American racing driver

Gary Webb (born April 19, 1949) is an American racing driver from Blue Grass, Iowa who won the NASCAR Weekly Racing Series national championship in 2000. He received a $150,000 bonus.

Webb began racing in 1972 in a late model. He had 201 features wins between 1980 and 1989. He won the 1984 and 1985 UMP national championships.

Driving a dirt late model for owner Larry Moring (sponsor of Tom Hearst's team which won the 1982 title) and another dirt Late Model of his own, Webb won 22 of the 54 NASCAR-sanctioned races that he entered at Dubuque Fairgrounds Speedway and Farley Speedway, both in Iowa. His record of 16 wins in 18 starts at the 3/8 mile track at Dubuque won the national title and the Mid American division.
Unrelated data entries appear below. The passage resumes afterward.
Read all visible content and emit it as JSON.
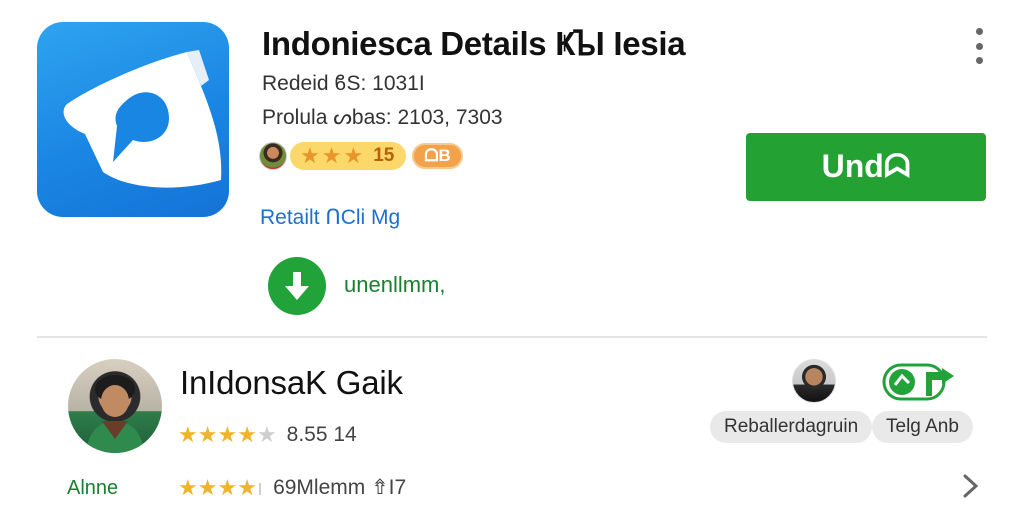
{
  "app": {
    "title": "Indoniesca Details ҜᲆI Iesia",
    "meta_1": "Redeid ϐS: 1031Ι",
    "meta_2": "Prolula ᔕbas: 2103, 7303",
    "rating_value": "15",
    "rating_stars": 3,
    "badge": "ᗝB",
    "retail_link": "Retailt ᑎCli Mg",
    "download_label": "unenllmm,",
    "install_label": "Undᗣ",
    "icon": "app-logo-icon",
    "accent_color": "#23a233",
    "link_color": "#1d6fd0"
  },
  "developer": {
    "name": "InIdonsaK Gaik",
    "side_label": "Alnne",
    "row_1": {
      "stars": 4,
      "text": "8.55 14"
    },
    "row_2": {
      "stars": 4,
      "text": "69Mlemm ⇮I7"
    },
    "chip_1": "Reballerdagruin",
    "chip_2": "Telg Anb"
  }
}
Webb finished second in the 2001 national championship points. He was the series' Most Popular Driver that year.

==Honors==
- As part of the 25th anniversary of the NASCAR Weekly Series in 2006, Webb was named one of the series' All Time Top 25 drivers. Webb has a total of 518 career feature wins under his belt, from 63 different tracks across the United States. In 2008, Webb was inducted into the National Dirt Late Model Hall of Fame in Florence, Kentucky.